I have been such a good housewife. I have not insulted the hairstyles of any retail employees in a really long time and there were hardly any altercations in the Target parking lot. I did not stab Dave in the head with a fork during a particularly bad pre-menstrual frenzy nor did I try to curtail his endless pre – election MSNBC viewing. I think you’ll agree that I am pretty “present worthy” this year.

Please bring me the Dooney and Bourke medium chiara bag in black leather. I asked Dave to get me one but he said something about the price being “exorbitant and ridiculous.” He also said something about me getting a job so basically you’re my last hope.

And Santa? Why do all the 13-year-old girls have Ugg boots in a rainbow of colors while I walk the offspring to the bus stop in my Target knock-offs? Does this seem fair Santa? It doesn’t to me so please throw in a couple pairs of Uggs too.

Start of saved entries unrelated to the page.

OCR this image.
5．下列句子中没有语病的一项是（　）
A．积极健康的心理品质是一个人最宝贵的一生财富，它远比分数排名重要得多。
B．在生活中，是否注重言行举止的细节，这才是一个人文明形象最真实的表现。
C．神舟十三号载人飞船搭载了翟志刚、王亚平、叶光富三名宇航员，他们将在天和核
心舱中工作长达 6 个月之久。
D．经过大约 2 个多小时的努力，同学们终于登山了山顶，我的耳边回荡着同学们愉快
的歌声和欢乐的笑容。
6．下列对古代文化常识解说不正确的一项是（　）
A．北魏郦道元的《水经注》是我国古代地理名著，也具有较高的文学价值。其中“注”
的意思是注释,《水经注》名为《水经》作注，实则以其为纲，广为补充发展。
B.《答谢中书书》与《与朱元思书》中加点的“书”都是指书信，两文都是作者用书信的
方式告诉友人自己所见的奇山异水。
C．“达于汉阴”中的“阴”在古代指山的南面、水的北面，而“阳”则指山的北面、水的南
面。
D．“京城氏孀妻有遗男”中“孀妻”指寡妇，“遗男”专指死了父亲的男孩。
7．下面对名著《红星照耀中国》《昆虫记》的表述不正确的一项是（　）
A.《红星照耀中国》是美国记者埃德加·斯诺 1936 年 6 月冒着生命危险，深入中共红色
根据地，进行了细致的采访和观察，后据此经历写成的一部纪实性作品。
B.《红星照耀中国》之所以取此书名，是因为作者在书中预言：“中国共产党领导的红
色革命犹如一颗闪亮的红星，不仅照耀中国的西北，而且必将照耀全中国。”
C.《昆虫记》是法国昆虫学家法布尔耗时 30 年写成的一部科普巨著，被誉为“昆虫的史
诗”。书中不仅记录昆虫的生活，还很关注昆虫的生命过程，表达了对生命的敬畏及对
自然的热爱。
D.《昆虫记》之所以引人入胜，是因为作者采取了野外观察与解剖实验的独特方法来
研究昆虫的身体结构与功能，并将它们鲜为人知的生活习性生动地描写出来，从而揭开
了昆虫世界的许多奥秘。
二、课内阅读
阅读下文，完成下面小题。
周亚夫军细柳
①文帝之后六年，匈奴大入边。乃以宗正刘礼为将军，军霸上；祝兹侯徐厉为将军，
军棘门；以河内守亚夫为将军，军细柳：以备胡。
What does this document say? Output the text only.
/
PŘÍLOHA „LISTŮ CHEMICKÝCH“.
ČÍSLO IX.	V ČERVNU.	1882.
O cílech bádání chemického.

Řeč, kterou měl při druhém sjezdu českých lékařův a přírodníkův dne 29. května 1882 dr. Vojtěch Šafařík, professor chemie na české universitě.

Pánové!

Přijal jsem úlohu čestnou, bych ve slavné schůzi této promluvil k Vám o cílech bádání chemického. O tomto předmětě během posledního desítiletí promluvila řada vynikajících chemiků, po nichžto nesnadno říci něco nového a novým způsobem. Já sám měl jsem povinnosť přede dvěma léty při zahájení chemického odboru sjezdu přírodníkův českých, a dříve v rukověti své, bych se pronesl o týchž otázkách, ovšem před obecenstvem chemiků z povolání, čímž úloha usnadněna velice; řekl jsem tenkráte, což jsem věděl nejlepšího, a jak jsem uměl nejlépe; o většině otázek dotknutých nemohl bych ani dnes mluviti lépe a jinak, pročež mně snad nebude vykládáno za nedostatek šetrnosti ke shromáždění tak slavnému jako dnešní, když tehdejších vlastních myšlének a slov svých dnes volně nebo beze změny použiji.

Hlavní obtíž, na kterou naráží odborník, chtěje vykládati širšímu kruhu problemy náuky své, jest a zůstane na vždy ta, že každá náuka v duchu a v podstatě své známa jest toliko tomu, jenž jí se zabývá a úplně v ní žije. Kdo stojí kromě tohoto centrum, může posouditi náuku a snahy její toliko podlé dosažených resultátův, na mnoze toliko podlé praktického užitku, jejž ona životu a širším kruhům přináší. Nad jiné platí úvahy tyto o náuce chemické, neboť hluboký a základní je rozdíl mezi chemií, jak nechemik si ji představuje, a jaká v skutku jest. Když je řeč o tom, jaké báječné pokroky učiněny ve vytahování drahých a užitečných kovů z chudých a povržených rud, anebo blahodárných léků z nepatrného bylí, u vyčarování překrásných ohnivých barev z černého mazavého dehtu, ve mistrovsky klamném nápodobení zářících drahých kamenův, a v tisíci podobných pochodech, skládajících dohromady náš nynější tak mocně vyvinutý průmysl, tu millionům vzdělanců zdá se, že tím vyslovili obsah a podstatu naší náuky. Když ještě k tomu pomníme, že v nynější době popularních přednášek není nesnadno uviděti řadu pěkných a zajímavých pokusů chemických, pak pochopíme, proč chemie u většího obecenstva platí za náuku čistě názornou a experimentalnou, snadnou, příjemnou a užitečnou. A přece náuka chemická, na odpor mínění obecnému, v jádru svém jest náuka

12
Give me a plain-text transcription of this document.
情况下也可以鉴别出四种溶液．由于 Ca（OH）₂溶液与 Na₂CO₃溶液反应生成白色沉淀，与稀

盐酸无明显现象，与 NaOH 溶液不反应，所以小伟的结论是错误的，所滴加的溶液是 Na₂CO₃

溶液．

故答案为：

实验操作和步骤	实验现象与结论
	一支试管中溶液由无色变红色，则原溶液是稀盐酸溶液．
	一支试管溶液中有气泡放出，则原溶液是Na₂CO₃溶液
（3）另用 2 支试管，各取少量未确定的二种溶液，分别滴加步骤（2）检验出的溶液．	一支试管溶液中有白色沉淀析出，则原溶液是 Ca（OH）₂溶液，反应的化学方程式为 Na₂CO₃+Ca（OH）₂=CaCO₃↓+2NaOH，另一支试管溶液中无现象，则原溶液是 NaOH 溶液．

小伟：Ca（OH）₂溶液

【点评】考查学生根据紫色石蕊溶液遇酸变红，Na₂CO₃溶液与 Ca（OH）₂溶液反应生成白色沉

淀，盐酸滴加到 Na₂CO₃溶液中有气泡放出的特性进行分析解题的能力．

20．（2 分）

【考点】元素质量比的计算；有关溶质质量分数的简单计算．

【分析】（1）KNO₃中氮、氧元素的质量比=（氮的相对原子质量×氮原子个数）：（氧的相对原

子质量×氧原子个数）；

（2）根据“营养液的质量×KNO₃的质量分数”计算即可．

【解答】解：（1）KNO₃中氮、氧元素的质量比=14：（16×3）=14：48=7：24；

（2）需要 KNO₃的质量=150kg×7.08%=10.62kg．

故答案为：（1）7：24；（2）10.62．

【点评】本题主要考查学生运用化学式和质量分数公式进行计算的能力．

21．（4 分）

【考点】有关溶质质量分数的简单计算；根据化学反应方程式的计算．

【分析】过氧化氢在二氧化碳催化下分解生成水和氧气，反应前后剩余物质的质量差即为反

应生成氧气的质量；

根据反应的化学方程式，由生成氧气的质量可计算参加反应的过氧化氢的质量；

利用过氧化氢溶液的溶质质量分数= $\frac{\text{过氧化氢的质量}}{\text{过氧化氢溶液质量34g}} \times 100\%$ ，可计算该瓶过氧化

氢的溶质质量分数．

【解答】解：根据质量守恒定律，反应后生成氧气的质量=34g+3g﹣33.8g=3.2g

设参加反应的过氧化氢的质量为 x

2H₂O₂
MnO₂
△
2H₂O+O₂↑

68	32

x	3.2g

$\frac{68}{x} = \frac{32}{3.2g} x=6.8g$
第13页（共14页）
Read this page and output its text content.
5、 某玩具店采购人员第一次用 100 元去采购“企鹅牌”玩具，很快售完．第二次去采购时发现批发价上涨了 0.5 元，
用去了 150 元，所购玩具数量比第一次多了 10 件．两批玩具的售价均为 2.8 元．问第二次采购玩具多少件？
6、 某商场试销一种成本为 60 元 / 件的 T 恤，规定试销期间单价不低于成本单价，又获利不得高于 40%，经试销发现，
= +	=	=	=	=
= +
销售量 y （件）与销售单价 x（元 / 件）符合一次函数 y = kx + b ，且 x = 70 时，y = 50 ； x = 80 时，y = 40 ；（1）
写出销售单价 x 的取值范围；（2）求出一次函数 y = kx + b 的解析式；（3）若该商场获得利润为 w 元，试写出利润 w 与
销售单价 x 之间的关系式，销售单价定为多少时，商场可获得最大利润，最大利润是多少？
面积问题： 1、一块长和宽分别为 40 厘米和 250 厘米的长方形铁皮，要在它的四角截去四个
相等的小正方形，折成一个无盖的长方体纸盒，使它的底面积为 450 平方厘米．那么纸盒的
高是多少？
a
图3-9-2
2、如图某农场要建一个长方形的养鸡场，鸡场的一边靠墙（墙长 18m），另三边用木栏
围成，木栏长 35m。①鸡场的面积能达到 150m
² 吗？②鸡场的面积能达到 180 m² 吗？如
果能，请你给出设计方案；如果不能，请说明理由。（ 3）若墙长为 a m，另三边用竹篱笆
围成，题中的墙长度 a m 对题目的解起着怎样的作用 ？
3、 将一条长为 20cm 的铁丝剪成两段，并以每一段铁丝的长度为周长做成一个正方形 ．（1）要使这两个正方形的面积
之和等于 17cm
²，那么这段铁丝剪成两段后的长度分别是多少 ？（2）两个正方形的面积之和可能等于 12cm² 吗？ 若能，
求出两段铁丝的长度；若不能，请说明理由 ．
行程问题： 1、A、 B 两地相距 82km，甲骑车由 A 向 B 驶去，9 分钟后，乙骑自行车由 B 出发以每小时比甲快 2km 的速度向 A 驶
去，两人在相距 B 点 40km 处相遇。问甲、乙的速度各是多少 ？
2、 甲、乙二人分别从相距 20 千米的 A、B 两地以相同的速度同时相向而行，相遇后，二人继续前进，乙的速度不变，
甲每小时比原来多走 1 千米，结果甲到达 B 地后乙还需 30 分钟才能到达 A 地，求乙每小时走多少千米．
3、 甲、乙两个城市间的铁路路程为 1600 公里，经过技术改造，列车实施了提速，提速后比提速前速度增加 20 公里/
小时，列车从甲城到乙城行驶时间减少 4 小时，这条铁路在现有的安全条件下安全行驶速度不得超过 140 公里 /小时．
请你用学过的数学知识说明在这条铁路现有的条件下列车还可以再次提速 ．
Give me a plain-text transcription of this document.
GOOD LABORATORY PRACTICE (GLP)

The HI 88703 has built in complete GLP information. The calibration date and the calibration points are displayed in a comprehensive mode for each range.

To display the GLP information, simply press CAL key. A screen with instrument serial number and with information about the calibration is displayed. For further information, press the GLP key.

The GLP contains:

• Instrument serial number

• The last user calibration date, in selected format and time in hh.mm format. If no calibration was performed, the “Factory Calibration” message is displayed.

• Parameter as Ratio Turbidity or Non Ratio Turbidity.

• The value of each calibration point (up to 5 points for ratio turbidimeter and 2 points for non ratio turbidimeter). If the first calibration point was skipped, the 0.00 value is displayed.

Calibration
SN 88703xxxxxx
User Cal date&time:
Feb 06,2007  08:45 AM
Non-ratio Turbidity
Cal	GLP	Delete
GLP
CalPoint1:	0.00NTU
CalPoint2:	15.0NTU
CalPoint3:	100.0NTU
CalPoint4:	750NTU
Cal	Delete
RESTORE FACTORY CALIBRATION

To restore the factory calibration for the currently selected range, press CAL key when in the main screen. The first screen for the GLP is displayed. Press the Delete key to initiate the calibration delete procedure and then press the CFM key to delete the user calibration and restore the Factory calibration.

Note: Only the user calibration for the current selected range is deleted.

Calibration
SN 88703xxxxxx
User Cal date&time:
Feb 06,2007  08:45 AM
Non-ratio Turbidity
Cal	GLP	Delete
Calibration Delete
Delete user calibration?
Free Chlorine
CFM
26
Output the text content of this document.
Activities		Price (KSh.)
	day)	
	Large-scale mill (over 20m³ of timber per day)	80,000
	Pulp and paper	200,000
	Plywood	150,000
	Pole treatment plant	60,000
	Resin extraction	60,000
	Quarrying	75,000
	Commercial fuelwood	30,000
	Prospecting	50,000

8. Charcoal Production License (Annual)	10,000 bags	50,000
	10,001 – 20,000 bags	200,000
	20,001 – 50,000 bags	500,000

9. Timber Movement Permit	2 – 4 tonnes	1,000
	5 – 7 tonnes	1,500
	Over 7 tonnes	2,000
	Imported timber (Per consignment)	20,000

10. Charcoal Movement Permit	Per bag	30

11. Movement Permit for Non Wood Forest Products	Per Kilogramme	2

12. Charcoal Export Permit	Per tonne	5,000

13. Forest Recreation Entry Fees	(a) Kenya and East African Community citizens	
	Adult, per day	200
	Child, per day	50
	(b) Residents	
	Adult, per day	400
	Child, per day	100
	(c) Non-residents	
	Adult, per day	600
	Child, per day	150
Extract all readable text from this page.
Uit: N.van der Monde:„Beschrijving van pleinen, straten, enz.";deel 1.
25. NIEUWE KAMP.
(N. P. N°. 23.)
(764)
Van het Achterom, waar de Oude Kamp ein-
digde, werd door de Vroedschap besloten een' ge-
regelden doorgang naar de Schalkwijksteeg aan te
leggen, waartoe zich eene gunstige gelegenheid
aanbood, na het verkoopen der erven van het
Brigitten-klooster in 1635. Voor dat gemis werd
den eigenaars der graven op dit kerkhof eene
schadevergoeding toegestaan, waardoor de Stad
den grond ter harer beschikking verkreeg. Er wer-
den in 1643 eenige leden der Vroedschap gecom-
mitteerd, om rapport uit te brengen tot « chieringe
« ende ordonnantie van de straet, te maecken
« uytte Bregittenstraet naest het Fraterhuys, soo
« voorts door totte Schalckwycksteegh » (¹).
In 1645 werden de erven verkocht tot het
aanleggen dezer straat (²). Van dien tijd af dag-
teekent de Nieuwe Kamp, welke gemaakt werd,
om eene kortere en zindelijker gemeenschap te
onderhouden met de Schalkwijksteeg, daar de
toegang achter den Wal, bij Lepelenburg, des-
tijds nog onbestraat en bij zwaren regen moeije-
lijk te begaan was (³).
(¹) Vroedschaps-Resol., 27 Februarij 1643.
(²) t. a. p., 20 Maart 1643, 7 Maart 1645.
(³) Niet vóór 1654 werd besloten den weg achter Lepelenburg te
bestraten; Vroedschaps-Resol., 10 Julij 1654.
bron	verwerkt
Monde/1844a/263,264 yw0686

And lastly, do you think you can bring me a machine that makes Cosmopolitans? I want to put limes, vodka, cointreau, and cranberry juice into a little hole on top and when I push a button, I’d like everything to stream right into my martini glass. Thanks in advance!

Our fireplace (like our Christmas tree) is totally artificial and activated by flipping a switch on the wall. We don’t have an actual chimney so I will forward you the code to our garage door when we get a little closer to Christmas. Please keep the code to yourself because your elves creep me out and I don’t want them to know how to get into my home.

Well Santa, I’m sure you’re very busy so I’ll sign off now. I just know you’ll come through for me and I’ll be carrying that handbag, drinking some cosmos and wearing my new Uggs in no time.